Tiday’s short article is a fairly standard call for the US government to do more for a favored cause. Its novelty is that the cause is human longevity, the medical control of aging. The various patient advocacy, investor, academic, and biotechnology industry factions interested in the development of the means to treat aging have not yet developed an earnest lobbying arm – and are perhaps not yet large enough to produce more than the few initiatives that have emerged to date, such as the Longevity Dividend. It isn’t only governments that fund medical research and development, however. Philanthropy and industry are just as important, and just as capable of contributions at the large scale.
There has been tremendous progress in understanding aging and showing that it is possible to reverse it, and there is a growing longevity industry validating the approach to treat aging directly. Researchers are using a variety of approaches, from drugs that get rid of old cells to gene and stem cell therapies. Institutions researching aging include the nonprofit SENS Research Foundation, David Sinclair’s lab at Harvard, and biotech companies including Calico (a sister company of Google), Rejuvenate Bio, BioAge, Cambrian, Unity Biotechnology, Juvenescence, Retro Biosciences, and Oisin Biotechnologies.

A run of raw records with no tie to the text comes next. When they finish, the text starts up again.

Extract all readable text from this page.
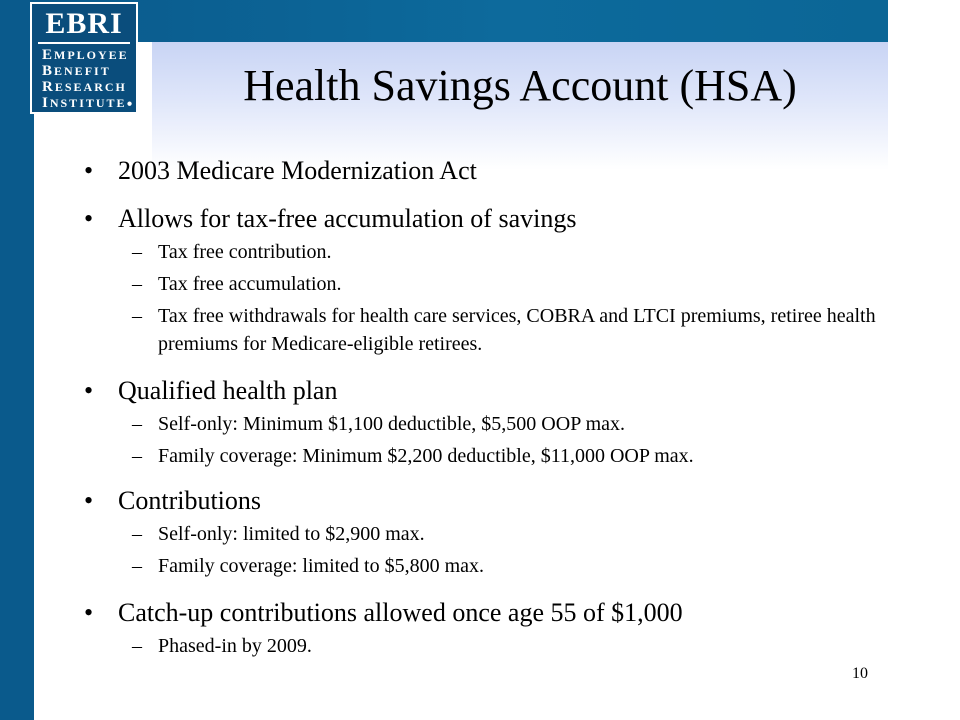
EBRI
EMPLOYEE
BENEFIT
RESEARCH
INSTITUTE●	Health Savings Account (HSA)
• 2003 Medicare Modernization Act
• Allows for tax-free accumulation of savings
– Tax free contribution.
– Tax free accumulation.
– Tax free withdrawals for health care services, COBRA and LTCI premiums, retiree health premiums for Medicare-eligible retirees.
• Qualified health plan
– Self-only: Minimum $1,100 deductible, $5,500 OOP max.
– Family coverage: Minimum $2,200 deductible, $11,000 OOP max.
• Contributions
– Self-only: limited to $2,900 max.
– Family coverage: limited to $5,800 max.
• Catch-up contributions allowed once age 55 of $1,000
– Phased-in by 2009.
10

Both donors and investors see promise in reversing aging. However, there is research that the private sector will not do on its own because investors seek quick returns and donors have only so much money. It has taken seven years to fundraise for clinical trials to see if metformin slows down aging. And there has been more research in mice than in people, partly because clinical trials for people cost more. Basic research is risky, expensive, and without a certain payoff, so important research goes undone because the private sector is unwilling to fund it. The government needs to fill in the gap.
If we discovered a cure for aging, it would make society much wealthier, and the benefits to mankind would be enormous. Increasing life expectancy by one year alone by slowing down aging is worth $38 trillion, according to a recent study-more than the entire national debt of $29 trillion. Finding a cure for aging would significantly boost GDP by allowing people to work for longer. It would also lower the national debt, because higher GDP would lead to more tax revenue, and less would need to be spent on Medicare and Social Security because people would be healthier for longer.
Unfortunately, aging receives only 6% of government health research funding. There has been far more government spending on treating individual diseases, but as Vijay Pande and Kristen Fortney wrote for Andreessen Horowitz, curing cancer would add only four years to the average lifespan “because another major killer like stroke would be just around the corner. Only by targeting aging itself can we make significant impact on improving quality of life and healthspan.” It would be more valuable to find a cure for aging than for individual diseases like cancer because it would stop those diseases from materializing in the first place. You’re at much greater risk of cancer and Alzheimer’s at age 70 than at age 30, and a cure for aging could fundamentally change that. U.S. life expectancy has been roughly stagnant, rising only 7% since 1980. We should target life expectancy as an important measure of national well-being, in addition to GDP. A cure for aging would boost life expectancy far more than finding a cure for individual diseases because aging increases people’s risk of disease.